Delivery and Supply on Natural Gas Bills
Natural gas bills follow the same delivery vs. supply structure as electricity, though the terminology differs slightly:
- Delivery is often called “Distribution” and covers the local pipeline infrastructure.
- Supply may be called “Gas Cost Recovery” (GCR), “Cost of Gas” (COG), or “Procurement Charge.”
The split on natural gas bills tends to skew more toward supply than electricity, because natural gas is a commodity whose price fluctuates with market conditions. In winter 2022–2023, for example, some customers in the Midwest saw supply charges that were 200% to 300% higher than the previous winter due to global natural gas price spikes, while delivery charges remained flat.

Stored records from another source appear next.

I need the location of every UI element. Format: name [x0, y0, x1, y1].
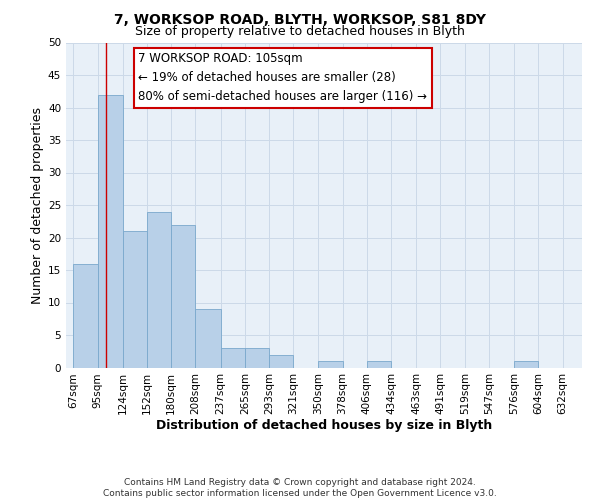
- Bar: [221, 348, 245, 368]
- Text: Contains HM Land Registry data © Crown copyright and database right 2024.
Contai: Contains HM Land Registry data © Crown c…: [103, 478, 497, 498]
- Bar: [73, 264, 98, 368]
- Bar: [171, 224, 196, 368]
- Bar: [367, 361, 391, 368]
- Bar: [245, 348, 269, 368]
- Bar: [122, 231, 147, 368]
- Y-axis label: Number of detached properties: Number of detached properties: [31, 106, 44, 304]
- Bar: [319, 361, 343, 368]
- Text: Size of property relative to detached houses in Blyth: Size of property relative to detached ho…: [135, 25, 465, 38]
- Text: 7, WORKSOP ROAD, BLYTH, WORKSOP, S81 8DY: 7, WORKSOP ROAD, BLYTH, WORKSOP, S81 8DY: [114, 12, 486, 26]
- X-axis label: Distribution of detached houses by size in Blyth: Distribution of detached houses by size …: [156, 418, 492, 432]
- Bar: [514, 361, 538, 368]
- Text: 7 WORKSOP ROAD: 105sqm
← 19% of detached houses are smaller (28)
80% of semi-det: 7 WORKSOP ROAD: 105sqm ← 19% of detached…: [138, 52, 427, 104]
- Bar: [147, 212, 171, 368]
- Bar: [269, 354, 293, 368]
- Bar: [98, 94, 122, 368]
- Bar: [196, 309, 221, 368]
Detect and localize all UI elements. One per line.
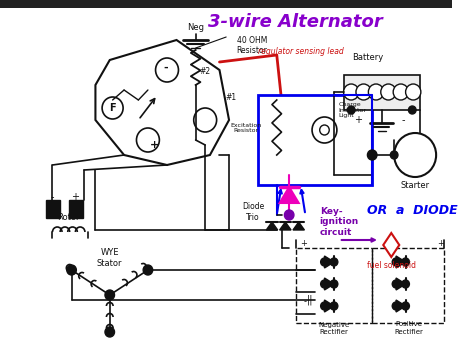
Text: Starter: Starter — [401, 181, 430, 189]
Polygon shape — [325, 278, 334, 290]
Polygon shape — [280, 187, 299, 203]
Text: Charge
Indicator
Light: Charge Indicator Light — [339, 102, 367, 118]
Circle shape — [402, 302, 410, 310]
Text: Excitation
Resistor: Excitation Resistor — [230, 122, 262, 133]
Text: regulator sensing lead: regulator sensing lead — [258, 47, 344, 55]
Circle shape — [320, 302, 328, 310]
Circle shape — [330, 258, 338, 266]
Polygon shape — [293, 222, 304, 230]
Text: OR  a  DIODE: OR a DIODE — [367, 203, 458, 216]
Polygon shape — [95, 40, 229, 165]
Bar — [258, 95, 372, 185]
Circle shape — [319, 125, 329, 135]
Bar — [344, 75, 420, 110]
Text: Battery: Battery — [352, 53, 383, 63]
Polygon shape — [280, 222, 291, 230]
Text: -: - — [402, 115, 405, 125]
Text: Rotor: Rotor — [57, 213, 80, 223]
Polygon shape — [325, 300, 334, 312]
Circle shape — [390, 151, 398, 159]
Circle shape — [392, 258, 400, 266]
Text: +: + — [72, 192, 79, 202]
Polygon shape — [396, 300, 406, 312]
Text: +: + — [301, 239, 308, 249]
Circle shape — [393, 84, 409, 100]
Text: -: - — [51, 192, 54, 202]
Circle shape — [402, 280, 410, 288]
Text: +: + — [438, 239, 444, 249]
Circle shape — [392, 302, 400, 310]
Text: fuel solenoid: fuel solenoid — [367, 261, 416, 269]
Text: Negative
Rectifier: Negative Rectifier — [319, 321, 350, 334]
Text: Diode
Trio: Diode Trio — [242, 202, 264, 222]
Text: 40 OHM
Resistor: 40 OHM Resistor — [237, 36, 267, 55]
Text: #1: #1 — [225, 93, 237, 103]
Circle shape — [344, 84, 359, 100]
Circle shape — [330, 302, 338, 310]
Text: -: - — [164, 63, 168, 73]
Circle shape — [105, 327, 115, 337]
Circle shape — [137, 128, 159, 152]
Circle shape — [67, 265, 76, 275]
Bar — [0, 0, 452, 8]
Text: ||: || — [307, 295, 313, 305]
Text: +: + — [354, 115, 362, 125]
Circle shape — [394, 133, 436, 177]
Circle shape — [330, 280, 338, 288]
Bar — [46, 200, 60, 218]
Circle shape — [406, 84, 421, 100]
Circle shape — [367, 150, 377, 160]
Circle shape — [392, 280, 400, 288]
Circle shape — [368, 84, 383, 100]
Bar — [69, 200, 83, 218]
Bar — [372, 248, 444, 323]
Polygon shape — [266, 222, 278, 230]
Circle shape — [381, 84, 396, 100]
Circle shape — [143, 265, 153, 275]
Polygon shape — [396, 256, 406, 268]
Circle shape — [194, 108, 217, 132]
Text: Neg: Neg — [187, 24, 204, 32]
Text: 3-wire Alternator: 3-wire Alternator — [209, 13, 383, 31]
Polygon shape — [383, 233, 399, 257]
Polygon shape — [325, 256, 334, 268]
Text: #2: #2 — [200, 67, 211, 77]
Bar — [296, 248, 372, 323]
Text: -: - — [304, 298, 307, 306]
Text: Key-
ignition
circuit: Key- ignition circuit — [319, 207, 359, 237]
Circle shape — [320, 280, 328, 288]
Circle shape — [409, 106, 416, 114]
Circle shape — [102, 97, 123, 119]
Text: WYE
Stator: WYE Stator — [97, 248, 122, 268]
Circle shape — [284, 210, 294, 220]
Circle shape — [402, 258, 410, 266]
Text: +: + — [150, 140, 159, 150]
Circle shape — [320, 258, 328, 266]
Circle shape — [312, 117, 337, 143]
Circle shape — [155, 58, 178, 82]
Circle shape — [105, 290, 115, 300]
Polygon shape — [396, 278, 406, 290]
Circle shape — [356, 84, 371, 100]
Circle shape — [347, 106, 355, 114]
Text: Positive
Rectifier: Positive Rectifier — [394, 321, 423, 334]
Text: F: F — [109, 103, 116, 113]
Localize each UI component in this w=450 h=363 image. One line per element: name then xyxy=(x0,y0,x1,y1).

Frequently Asked Questions
What is the difference between delivery and supply charges?
Delivery charges cover the infrastructure (wires, pipes, meters, substations) that transport energy to your home. Supply charges cover the actual cost of generating or purchasing the energy itself. Together, they make up the energy portion of your bill before taxes and fees.
Why is my delivery charge higher than my supply charge?

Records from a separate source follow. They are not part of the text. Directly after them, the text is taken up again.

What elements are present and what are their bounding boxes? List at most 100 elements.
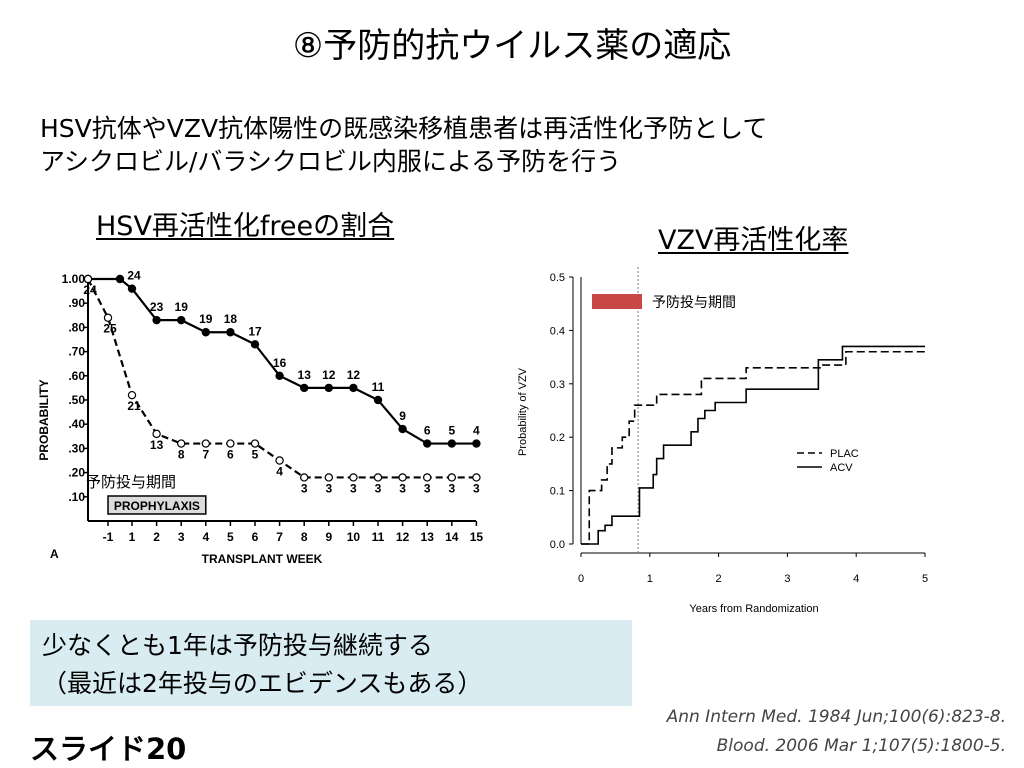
acv-series-line <box>581 345 925 545</box>
open-point <box>447 473 456 482</box>
point-count-label: 4 <box>473 424 480 438</box>
open-point <box>275 456 284 465</box>
vzv-y-axis-label: Probability of VZV <box>517 367 529 456</box>
point-count-label: 23 <box>150 300 164 314</box>
vzv-x-tick-label: 3 <box>784 573 790 585</box>
filled-point <box>423 439 432 448</box>
point-count-label: 3 <box>350 481 357 495</box>
point-count-label: 6 <box>227 448 234 462</box>
open-point <box>324 473 333 482</box>
hsv-series: 24 23 19 19 18 17 16 13 12 12 11 9 6 5 4 24 25 21 13 8 7 6 5 4 3… <box>83 269 481 495</box>
hsv-y-tick-label: .90 <box>68 296 85 310</box>
hsv-x-tick-label: 9 <box>325 530 332 544</box>
hsv-x-tick-label: 13 <box>421 530 435 544</box>
open-point <box>300 473 309 482</box>
filled-point <box>127 284 137 293</box>
point-count-label: 13 <box>298 368 312 382</box>
hsv-y-tick-label: .50 <box>68 393 85 407</box>
point-count-label: 3 <box>325 481 332 495</box>
vzv-prophylaxis-annotation: 予防投与期間 <box>652 295 736 311</box>
hsv-y-tick-label: .10 <box>68 490 85 504</box>
hsv-y-tick-label: .80 <box>68 320 85 334</box>
point-count-label: 12 <box>322 368 336 382</box>
note-line-1: 少なくとも1年は予防投与継続する <box>42 631 433 660</box>
filled-point <box>152 315 161 325</box>
hsv-y-tick-label: .70 <box>68 345 85 359</box>
reference-1: Ann Intern Med. 1984 Jun;100(6):823-8. <box>666 707 1006 727</box>
point-count-label: 9 <box>399 409 406 423</box>
point-count-label: 3 <box>301 481 308 495</box>
hsv-x-tick-label: 15 <box>470 530 484 544</box>
filled-point <box>226 328 235 337</box>
point-count-label: 16 <box>273 356 287 370</box>
filled-point <box>447 439 456 448</box>
hsv-y-tick-label: .20 <box>68 466 85 480</box>
point-count-label: 3 <box>473 481 480 495</box>
vzv-x-tick-label: 5 <box>922 573 928 585</box>
point-count-label: 5 <box>448 424 455 438</box>
hsv-x-tick-label: 14 <box>445 530 459 544</box>
vzv-chart-title: VZV再活性化率 <box>658 225 849 256</box>
hsv-x-tick-label: 11 <box>372 530 385 544</box>
point-count-label: 21 <box>127 399 141 413</box>
open-point <box>201 439 210 448</box>
hsv-prophylaxis-bar: PROPHYLAXIS <box>107 495 207 515</box>
hsv-x-tick-label: 6 <box>252 530 259 544</box>
hsv-x-tick-label: 5 <box>227 530 234 544</box>
vzv-x-tick-label: 2 <box>716 573 722 585</box>
point-count-label: 5 <box>252 448 259 462</box>
point-count-label: 3 <box>424 481 431 495</box>
open-point <box>103 313 113 322</box>
note-box: 少なくとも1年は予防投与継続する （最近は2年投与のエビデンスもある） <box>30 620 632 706</box>
open-point <box>398 473 407 482</box>
filled-point <box>201 328 210 337</box>
intro-line-2: アシクロビル/バラシクロビル内服による予防を行う <box>40 147 622 176</box>
hsv-prophylaxis-annotation: 予防投与期間 <box>86 473 176 491</box>
hsv-y-axis-label: PROBABILITY <box>37 379 51 460</box>
filled-point <box>472 439 481 448</box>
filled-point <box>176 315 186 325</box>
prophylaxis-box <box>107 495 207 515</box>
hsv-x-tick-label: 7 <box>276 530 283 544</box>
open-point <box>127 390 137 400</box>
hsv-chart-title: HSV再活性化freeの割合 <box>96 211 395 242</box>
intro-text: HSV抗体やVZV抗体陽性の既感染移植患者は再活性化予防として アシクロビル/バ… <box>40 112 767 178</box>
hsv-y-tick-label: 1.00 <box>62 272 86 286</box>
point-count-label: 7 <box>202 448 209 462</box>
point-count-label: 3 <box>375 481 382 495</box>
hsv-x-tick-label: -1 <box>103 530 114 544</box>
point-count-label: 13 <box>150 438 164 452</box>
vzv-y-tick-label: 0.4 <box>550 325 565 337</box>
prophylaxis-label: PROPHYLAXIS <box>114 499 200 513</box>
filled-point <box>115 274 125 284</box>
open-point <box>349 473 358 482</box>
reference-2: Blood. 2006 Mar 1;107(5):1800-5. <box>716 736 1006 756</box>
note-line-2: （最近は2年投与のエビデンスもある） <box>42 669 483 698</box>
filled-point <box>275 371 284 380</box>
hsv-x-tick-label: 3 <box>178 530 185 544</box>
point-count-label: 6 <box>424 424 431 438</box>
hsv-y-tick-label: .60 <box>68 369 85 383</box>
filled-point <box>250 340 260 349</box>
vzv-axes: 0.0 0.1 0.2 0.3 0.4 0.5 0 1 2 3 4 5 <box>550 267 928 585</box>
panel-label: A <box>50 547 59 561</box>
point-count-label: 8 <box>178 448 185 462</box>
vzv-y-tick-label: 0.1 <box>550 486 565 498</box>
vzv-y-tick-label: 0.2 <box>550 432 565 444</box>
open-point <box>423 473 432 482</box>
point-count-label: 18 <box>224 312 238 326</box>
vzv-series <box>581 345 925 545</box>
filled-point <box>398 424 407 434</box>
point-count-label: 19 <box>175 300 189 314</box>
hsv-x-tick-label: 4 <box>202 530 209 544</box>
point-count-label: 24 <box>127 269 141 283</box>
point-count-label: 25 <box>103 322 117 336</box>
hsv-x-axis-label: TRANSPLANT WEEK <box>202 552 323 566</box>
point-count-label: 3 <box>448 481 455 495</box>
point-count-label: 17 <box>248 324 262 338</box>
point-count-label: 11 <box>372 380 385 394</box>
filled-point <box>373 395 383 405</box>
legend-label-plac: PLAC <box>830 448 859 460</box>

In some regions — particularly the Northeast — delivery charges exceed supply charges because of aging infrastructure requiring expensive upgrades, high population density distribution costs, and legacy costs from deregulation transition periods. Delivery charges are also rising faster than supply charges nationwide as utilities invest in grid modernization.
Can I switch my delivery provider?
No. The delivery function is a regulated monopoly. Only the company that owns the infrastructure serving your address can deliver energy to your home. In deregulated markets, you can only choose your supply provider.
Do solar panels reduce my delivery charge?
Solar panels primarily reduce your supply charge by offsetting purchased electricity. They may also reduce the variable per-kWh portion of your delivery charge. However, most utilities impose a minimum customer charge or minimum delivery charge that solar cannot eliminate.
Should I choose a fixed or variable supply rate?
Fixed rates provide price certainty and are usually recommended when wholesale energy prices are stable or trending upward. Variable rates can be cheaper during periods of falling prices but expose you to spikes. In 2026, with relatively stable natural gas prices, 12-month fixed-rate plans are generally the safest choice for budget-conscious consumers.